Dernier des cinq opéras en un acte commandés au jeune Rossini et créé en 1813, Il Signor Bruschino reprend les différents ingrédients de la farsa giocosa, et offre une soirée truculente aux spectateurs, malgré l’absence de mise en scène. Se retrouvent en effet dans cet opéra tous les ingrédients qui font le succès du compositeur : une intrigue à la fois complexe et compréhensible, des personnages stéréotypés et une musique alternant beau chant, crescendos et scènes d’ensemble.
L’intrigue est une succession de quiproquos et de manigances où deux amants, Sofia et Florville, tentent de forcer le destin, en l’occurrence le père de la jeune fille qui refuse l’union de sa fille. Florville se fait donc passer pour le fils du Signor Bruschino. S’ensuivent de savoureuses scènes de quiproquos magnifiquement interprétés par les chanteurs, mais aussi le chef d’orchestre qui devient alors le confident de leurs projets.
Sous la direction précise et vigoureuse d’Enrique Mazzola qui semble sculpter la musique pour mieux en faire ressortir les aspérités, l’orchestre national d’Ile-de-France, malgré son effectif réduit, fait ressortir dès les premières notes le côté comique de l’opéra, tout en montrant un plaisir gourmand à jouer cette musique légère et chatoyante. Les airs virtuoses sont soutenus par l’orchestre, tout comme le magnifique solo de hautbois qui introduit l’air de Sofia.
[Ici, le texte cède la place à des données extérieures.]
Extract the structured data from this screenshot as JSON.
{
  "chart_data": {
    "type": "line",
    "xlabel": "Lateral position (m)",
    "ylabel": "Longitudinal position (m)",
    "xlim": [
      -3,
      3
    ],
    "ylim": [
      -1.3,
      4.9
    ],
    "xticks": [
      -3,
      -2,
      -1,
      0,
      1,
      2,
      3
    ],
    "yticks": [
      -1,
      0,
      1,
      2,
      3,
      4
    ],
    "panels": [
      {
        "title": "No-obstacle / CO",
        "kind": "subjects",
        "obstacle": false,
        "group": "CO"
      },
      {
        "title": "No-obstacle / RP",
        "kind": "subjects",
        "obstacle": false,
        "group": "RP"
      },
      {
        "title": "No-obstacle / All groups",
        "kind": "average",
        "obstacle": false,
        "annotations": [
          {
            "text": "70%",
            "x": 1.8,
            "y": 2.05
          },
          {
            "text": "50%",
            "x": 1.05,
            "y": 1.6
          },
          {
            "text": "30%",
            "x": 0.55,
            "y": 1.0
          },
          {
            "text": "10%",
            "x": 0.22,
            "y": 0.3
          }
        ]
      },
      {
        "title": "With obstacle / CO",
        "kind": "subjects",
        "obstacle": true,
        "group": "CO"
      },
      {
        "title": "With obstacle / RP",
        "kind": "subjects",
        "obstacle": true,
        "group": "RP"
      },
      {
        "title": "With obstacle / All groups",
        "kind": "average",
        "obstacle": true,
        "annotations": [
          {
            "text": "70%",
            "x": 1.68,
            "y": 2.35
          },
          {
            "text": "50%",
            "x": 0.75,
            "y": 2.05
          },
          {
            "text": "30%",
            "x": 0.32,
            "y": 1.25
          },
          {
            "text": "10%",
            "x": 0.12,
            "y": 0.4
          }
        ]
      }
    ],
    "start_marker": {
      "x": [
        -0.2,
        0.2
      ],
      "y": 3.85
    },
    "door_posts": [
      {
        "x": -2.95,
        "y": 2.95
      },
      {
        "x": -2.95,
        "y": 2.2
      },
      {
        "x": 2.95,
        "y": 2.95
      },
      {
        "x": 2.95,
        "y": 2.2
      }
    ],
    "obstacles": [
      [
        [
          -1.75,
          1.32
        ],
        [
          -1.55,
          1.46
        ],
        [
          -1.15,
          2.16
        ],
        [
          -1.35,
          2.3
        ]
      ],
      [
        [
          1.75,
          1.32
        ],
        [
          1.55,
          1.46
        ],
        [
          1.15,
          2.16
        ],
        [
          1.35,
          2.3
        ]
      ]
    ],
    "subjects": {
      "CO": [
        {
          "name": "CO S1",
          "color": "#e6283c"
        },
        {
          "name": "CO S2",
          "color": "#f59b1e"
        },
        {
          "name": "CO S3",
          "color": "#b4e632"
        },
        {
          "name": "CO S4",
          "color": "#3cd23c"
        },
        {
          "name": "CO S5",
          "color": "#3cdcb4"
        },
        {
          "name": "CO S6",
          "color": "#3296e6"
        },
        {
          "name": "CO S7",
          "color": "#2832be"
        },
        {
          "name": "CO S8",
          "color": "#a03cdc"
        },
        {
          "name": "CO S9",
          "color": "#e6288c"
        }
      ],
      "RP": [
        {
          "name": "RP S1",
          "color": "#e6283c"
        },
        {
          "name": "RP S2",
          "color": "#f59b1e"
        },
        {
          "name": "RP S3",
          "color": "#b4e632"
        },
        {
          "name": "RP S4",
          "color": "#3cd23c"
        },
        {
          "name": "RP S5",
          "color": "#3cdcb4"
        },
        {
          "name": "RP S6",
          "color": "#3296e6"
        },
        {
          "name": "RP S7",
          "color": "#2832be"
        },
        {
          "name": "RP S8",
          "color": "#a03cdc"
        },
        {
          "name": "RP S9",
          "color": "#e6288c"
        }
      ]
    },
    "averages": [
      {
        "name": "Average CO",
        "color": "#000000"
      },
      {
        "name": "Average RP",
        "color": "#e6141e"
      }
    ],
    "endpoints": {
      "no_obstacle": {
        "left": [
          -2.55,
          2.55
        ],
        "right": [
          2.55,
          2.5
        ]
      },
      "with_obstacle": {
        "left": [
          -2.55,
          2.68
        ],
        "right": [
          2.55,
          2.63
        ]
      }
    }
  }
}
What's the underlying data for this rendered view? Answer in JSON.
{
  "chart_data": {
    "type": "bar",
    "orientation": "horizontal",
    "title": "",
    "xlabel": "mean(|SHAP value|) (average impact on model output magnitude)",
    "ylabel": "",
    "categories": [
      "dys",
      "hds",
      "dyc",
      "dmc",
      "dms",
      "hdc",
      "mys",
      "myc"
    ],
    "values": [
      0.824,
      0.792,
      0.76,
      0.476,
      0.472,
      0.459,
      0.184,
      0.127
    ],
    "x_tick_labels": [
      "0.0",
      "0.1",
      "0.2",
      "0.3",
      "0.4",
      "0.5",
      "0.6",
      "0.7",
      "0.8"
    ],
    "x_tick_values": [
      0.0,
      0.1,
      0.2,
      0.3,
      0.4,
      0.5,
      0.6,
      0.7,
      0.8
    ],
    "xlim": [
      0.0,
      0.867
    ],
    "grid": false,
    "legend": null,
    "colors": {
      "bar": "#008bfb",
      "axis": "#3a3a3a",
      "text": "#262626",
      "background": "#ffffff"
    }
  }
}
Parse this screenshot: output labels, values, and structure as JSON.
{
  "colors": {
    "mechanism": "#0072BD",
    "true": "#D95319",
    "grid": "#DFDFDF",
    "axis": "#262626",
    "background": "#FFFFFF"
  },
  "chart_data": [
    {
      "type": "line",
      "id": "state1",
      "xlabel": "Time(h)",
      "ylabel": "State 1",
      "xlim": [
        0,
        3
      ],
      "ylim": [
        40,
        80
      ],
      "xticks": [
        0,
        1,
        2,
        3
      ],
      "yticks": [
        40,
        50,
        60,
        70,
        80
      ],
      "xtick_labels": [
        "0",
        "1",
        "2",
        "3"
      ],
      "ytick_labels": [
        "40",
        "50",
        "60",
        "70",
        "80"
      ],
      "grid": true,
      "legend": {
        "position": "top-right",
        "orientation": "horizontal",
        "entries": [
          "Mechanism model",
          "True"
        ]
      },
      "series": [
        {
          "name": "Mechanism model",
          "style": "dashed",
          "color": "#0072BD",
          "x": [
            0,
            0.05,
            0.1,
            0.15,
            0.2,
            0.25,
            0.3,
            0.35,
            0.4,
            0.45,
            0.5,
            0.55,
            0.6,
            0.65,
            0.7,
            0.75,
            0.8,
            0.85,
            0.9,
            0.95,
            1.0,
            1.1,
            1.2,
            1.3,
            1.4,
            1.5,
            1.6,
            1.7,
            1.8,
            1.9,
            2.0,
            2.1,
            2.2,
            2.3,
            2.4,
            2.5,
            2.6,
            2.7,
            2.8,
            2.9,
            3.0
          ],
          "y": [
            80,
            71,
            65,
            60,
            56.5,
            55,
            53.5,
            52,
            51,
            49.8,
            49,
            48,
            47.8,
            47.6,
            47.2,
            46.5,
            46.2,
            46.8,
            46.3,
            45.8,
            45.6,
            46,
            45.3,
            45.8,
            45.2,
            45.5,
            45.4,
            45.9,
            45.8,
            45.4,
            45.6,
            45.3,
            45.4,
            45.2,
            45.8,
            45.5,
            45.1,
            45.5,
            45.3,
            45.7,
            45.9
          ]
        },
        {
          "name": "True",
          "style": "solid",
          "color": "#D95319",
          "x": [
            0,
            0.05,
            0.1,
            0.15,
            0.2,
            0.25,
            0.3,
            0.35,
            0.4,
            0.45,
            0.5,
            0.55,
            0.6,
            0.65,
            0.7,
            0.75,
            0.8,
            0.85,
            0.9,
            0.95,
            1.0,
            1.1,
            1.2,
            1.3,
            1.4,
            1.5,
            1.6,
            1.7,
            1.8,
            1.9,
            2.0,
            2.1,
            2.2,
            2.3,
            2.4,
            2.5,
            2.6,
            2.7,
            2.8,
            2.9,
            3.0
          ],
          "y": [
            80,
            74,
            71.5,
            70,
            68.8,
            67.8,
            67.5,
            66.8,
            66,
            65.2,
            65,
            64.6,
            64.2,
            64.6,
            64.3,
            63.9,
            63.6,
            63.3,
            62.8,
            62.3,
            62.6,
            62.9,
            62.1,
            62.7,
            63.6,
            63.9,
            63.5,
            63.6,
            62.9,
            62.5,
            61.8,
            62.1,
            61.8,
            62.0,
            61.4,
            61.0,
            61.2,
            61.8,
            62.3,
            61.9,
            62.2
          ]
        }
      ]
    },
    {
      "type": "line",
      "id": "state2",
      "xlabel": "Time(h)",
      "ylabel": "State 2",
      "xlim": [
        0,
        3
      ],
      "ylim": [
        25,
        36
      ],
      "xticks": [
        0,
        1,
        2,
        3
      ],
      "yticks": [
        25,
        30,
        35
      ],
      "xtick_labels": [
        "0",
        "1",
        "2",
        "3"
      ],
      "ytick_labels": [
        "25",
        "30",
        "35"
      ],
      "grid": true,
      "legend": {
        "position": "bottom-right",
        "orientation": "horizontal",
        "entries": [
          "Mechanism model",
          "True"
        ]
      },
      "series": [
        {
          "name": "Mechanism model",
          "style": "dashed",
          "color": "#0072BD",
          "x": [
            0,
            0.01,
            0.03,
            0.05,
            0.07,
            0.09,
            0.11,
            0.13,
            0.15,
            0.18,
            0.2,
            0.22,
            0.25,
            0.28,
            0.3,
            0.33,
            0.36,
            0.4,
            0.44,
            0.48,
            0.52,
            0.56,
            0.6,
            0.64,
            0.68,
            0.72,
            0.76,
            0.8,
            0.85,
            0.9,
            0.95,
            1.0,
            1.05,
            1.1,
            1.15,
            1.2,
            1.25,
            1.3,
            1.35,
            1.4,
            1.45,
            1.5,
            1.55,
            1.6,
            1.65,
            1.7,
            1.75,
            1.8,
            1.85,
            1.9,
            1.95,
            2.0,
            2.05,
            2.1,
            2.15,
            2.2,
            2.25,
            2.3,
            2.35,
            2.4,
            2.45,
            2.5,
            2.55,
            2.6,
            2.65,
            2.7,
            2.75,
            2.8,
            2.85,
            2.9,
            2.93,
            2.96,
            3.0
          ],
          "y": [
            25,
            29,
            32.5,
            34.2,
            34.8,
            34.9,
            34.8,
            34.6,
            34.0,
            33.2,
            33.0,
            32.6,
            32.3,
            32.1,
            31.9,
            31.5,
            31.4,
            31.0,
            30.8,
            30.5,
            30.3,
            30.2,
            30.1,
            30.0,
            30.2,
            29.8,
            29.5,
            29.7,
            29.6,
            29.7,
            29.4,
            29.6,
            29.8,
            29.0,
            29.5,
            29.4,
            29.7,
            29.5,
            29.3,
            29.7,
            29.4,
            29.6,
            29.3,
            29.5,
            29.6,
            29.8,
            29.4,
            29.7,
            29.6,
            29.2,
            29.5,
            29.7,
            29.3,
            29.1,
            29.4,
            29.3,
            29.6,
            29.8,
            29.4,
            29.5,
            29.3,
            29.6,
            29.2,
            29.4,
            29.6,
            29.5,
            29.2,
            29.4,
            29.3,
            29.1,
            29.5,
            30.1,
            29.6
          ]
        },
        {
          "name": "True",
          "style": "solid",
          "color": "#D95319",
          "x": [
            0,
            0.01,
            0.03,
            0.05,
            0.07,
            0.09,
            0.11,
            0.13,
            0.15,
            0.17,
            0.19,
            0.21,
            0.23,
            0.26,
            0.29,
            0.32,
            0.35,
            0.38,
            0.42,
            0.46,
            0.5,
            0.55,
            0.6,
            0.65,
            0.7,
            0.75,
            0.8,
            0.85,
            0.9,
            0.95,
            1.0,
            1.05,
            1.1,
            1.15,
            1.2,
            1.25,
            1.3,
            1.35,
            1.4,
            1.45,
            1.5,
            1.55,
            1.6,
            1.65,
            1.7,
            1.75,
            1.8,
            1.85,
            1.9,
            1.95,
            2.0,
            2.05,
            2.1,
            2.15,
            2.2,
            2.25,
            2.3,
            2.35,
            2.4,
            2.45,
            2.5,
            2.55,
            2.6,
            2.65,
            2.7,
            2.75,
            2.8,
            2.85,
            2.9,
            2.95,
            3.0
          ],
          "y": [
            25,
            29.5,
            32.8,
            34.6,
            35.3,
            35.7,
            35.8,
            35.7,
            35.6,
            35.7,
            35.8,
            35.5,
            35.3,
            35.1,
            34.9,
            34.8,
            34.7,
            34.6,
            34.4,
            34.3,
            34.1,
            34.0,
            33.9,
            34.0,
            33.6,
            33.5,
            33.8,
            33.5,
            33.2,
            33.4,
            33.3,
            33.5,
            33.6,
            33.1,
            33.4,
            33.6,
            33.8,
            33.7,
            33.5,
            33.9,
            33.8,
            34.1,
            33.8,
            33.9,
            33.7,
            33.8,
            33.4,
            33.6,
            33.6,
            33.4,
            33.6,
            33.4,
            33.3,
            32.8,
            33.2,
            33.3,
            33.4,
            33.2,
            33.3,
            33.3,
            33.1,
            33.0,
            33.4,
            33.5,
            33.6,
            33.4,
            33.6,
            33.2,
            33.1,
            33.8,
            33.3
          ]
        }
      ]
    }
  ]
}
Le plateau vocal est dominé par Alessandro Corbelli, incarnant Il Signor Bruschino, qui dès son entrée scande avec sa canne les coups d’archet des musiciens sur leurs pupitres. S’il répète inlassablement qu’il fait chaud, « Oh, che caldo ! », il projette sa voix sans effort pour épouser les différentes étapes de son rôle. Cajolé puis rejeté par Sofia, ridiculisé par celui qui se fait passer pour son fils et par Gaudenzio, puis tenant sa revanche quand il comprend la situation, il est à la fois drôle et émouvant et livre un jeu d’une grande finesse et une voix d’une grande profondeur.